Türklere gelince tıp literatüründe sadece bir hastalığa "isim" verebilmişlerdir; Behçet hastalığıdır ki bunun da tedavisini filan üretmiş değillerdir. Matematik konusunda ise İranlıların temellerini attığı, Avrupalıların geliştirdiği kalkülüsün üstüne orada burada bir iki tuz tanesi serpmişlikleri vardır ama nasıl ki Fazıl Say'ı Avrupa'da burada inanıldığının aksine kimse tanımıyorsa, matematikçilerimizin de isimleri nadiren bir kitabın bir sayfasında en fazla bir isim ve belki de bir cümle/denklem olarak kalmıştır.
Mimarimiz islamiyet tarafından desteklenmiştir ve sınırsız imparatorluk bütçeleriyle gerçekten güzel eserler verilmiştir, halen de devam edilmektedir.
Sanat konusunda Türklerle Yahudileri isterseniz hiç karşılaştırmayalım, içinde insan tasviri olan tüm sanatlar minyatür hariç, islam dininde yasaklanmıştır, bu durum aynı, tıpta olan gelişmeyi engellediği gibi resim, heykel, sinema gibi sanatların da gelişimini engellemiştir. Sinemamız gerçekten sanatsal olan ilk ürünlerini 1980 sonraları vermeye başlayabilmiştir ki bu da bizim sektörde ne kadar yeni ve acemi olduğumuzu gösterir.
Bırakın ülkemizi, kültür başkentimiz İstanbul'un göbeğinde galeriler basılıyor, Bedri Baykam sokakta bıçaklanıyor, kimse de dönüp yardım etmiyor. Bunlar, emin olun resim ve heykel sanatının da gelişimini destekleyen şeyler değillerdir.
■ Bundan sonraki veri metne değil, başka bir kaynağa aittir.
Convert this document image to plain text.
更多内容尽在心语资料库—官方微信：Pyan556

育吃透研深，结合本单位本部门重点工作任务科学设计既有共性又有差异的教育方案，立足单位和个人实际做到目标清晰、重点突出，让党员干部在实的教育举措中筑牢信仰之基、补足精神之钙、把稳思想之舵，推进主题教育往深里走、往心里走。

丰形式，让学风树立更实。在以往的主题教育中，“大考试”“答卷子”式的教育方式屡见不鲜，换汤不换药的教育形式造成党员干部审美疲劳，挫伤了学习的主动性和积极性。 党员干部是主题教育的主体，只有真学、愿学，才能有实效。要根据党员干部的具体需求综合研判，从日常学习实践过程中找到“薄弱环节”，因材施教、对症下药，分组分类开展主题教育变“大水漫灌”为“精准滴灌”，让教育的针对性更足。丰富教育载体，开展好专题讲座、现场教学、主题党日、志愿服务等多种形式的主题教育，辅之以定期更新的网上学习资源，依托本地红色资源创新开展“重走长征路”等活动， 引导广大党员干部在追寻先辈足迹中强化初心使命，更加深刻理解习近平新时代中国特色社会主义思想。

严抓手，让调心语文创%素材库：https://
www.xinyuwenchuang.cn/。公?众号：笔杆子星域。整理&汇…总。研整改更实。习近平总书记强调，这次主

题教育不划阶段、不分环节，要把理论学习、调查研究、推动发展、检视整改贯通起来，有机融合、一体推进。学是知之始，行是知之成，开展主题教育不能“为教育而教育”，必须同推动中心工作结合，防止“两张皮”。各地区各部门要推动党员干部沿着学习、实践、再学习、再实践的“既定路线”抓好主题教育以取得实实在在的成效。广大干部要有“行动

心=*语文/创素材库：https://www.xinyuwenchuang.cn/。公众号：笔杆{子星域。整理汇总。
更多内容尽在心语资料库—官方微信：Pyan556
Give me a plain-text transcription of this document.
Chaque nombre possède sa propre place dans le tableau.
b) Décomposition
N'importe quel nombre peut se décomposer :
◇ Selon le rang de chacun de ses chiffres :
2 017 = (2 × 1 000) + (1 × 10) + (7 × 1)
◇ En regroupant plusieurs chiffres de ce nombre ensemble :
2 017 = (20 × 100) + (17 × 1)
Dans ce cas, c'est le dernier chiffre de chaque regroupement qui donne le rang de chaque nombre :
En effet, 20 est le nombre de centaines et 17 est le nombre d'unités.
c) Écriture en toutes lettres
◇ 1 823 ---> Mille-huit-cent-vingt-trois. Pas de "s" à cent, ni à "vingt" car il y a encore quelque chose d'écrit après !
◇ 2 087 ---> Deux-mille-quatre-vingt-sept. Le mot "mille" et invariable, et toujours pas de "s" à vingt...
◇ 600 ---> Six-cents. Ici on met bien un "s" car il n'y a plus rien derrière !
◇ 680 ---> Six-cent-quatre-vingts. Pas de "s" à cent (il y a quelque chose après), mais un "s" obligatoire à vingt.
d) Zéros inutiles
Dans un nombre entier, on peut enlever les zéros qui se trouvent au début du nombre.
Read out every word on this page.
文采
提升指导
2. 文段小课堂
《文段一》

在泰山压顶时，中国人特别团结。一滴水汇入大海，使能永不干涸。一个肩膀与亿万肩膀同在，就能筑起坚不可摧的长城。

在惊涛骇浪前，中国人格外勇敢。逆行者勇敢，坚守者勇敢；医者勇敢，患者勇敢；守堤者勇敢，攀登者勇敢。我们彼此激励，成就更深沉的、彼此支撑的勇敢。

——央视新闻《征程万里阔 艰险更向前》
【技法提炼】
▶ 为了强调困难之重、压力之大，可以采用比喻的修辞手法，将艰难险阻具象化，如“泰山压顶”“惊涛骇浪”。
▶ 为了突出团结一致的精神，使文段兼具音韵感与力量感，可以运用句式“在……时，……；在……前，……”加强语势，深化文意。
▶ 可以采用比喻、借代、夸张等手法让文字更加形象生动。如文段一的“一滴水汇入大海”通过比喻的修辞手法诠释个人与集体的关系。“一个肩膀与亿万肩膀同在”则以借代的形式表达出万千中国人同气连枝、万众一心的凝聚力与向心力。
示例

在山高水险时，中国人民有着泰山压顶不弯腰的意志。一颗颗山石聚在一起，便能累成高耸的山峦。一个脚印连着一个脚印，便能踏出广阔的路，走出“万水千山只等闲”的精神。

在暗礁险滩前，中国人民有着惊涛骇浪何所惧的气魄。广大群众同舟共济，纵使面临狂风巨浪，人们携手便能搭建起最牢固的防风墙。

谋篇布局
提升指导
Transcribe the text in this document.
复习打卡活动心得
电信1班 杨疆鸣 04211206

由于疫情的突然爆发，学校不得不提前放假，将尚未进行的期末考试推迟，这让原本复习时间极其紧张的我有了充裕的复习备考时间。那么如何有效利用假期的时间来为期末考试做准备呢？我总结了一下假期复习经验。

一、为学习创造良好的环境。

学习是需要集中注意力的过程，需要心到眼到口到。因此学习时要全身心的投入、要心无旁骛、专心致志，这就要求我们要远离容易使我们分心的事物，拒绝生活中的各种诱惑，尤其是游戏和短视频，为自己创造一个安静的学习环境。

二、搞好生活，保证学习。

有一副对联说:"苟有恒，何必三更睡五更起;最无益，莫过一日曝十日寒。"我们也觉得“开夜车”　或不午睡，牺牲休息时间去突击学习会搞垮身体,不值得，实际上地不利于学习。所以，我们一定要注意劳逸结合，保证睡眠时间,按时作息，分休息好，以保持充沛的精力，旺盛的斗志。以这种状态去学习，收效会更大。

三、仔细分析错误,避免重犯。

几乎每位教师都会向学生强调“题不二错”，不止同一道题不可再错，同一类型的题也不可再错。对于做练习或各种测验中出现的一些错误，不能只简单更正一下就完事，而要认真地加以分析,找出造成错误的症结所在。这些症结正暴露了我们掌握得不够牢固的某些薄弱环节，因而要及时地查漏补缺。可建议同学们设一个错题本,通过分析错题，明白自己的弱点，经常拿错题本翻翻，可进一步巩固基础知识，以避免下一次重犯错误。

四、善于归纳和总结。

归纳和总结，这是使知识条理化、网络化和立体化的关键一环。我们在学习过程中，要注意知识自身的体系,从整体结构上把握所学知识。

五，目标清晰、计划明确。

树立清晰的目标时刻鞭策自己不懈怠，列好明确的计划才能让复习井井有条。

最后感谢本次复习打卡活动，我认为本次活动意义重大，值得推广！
Müzik desek ayrı bir muamma, din ve kültürlerini Araplardan alan soydaşlarımız kültürle beraber fellahların tek sesli ilkel müziğini de almışlardır. Bunu Osmanlı dönemi müzisyenleri her ne kadar geliştirmiş olsalar da teksesliliği ve suni makamları, her daim üzgün halleri nedeniyle müslüman coğrafyası dışında bir beğeni kazanamamıştır.
Müziğimiz de Sezen Aksu "Hadi Bakalım" dan itibaren sentezlenmiş haliyle dünyada beğeni kazanmaya başlamıştır. Yani dünya beğenisine uygun müzik üretebilir hale gelmemiz de 80'lerin sonunu bulmuştur...
Bizim halkımız aptal mı? Hayır, zeka normal bir dağılım gösterir, bizim halkımız da diğerleri kadar zeki. Halkımız yeteneksiz mi? Tabiî ki hayır o da normal dağılım gösterir ve bizim halkımız da diğerleri kadar yetenekli. Sadece bizlerde yüzlerce yıllık imparatorluk ve islâm geleneğinden dolayı işin kolayına kaçma, başkalarına yaptırma taklit etme filan gibi pek de iyi olmayan alışkanlıklar gelişmiştir ki yeni nesil artık bunları kırma yolunda ilerlemektedir.
Gördüğünüz gibi bize tam da Yahudilerin ileri olduğu dallar yasaklanmışken onlara da diğerleri yasaklanmış. Ama merak etmeyin, sanatın, bilimin bizdeki anlamıyla yasaklanmamış olduğu batı kültürü de sonuçta bazı konularda Yahudilerle boy ölçüşememektedir. Adamlar mecbur kaldıkları dallarda çok çalışmışlar ve ürünlerini toplamaktadırlar.
Ek olarak yukarıda ismi sayılmamış olan ve teknolojinin bugünkü haline gelmesinde büyük rolü olan Albert Einstein'da Yahudidir.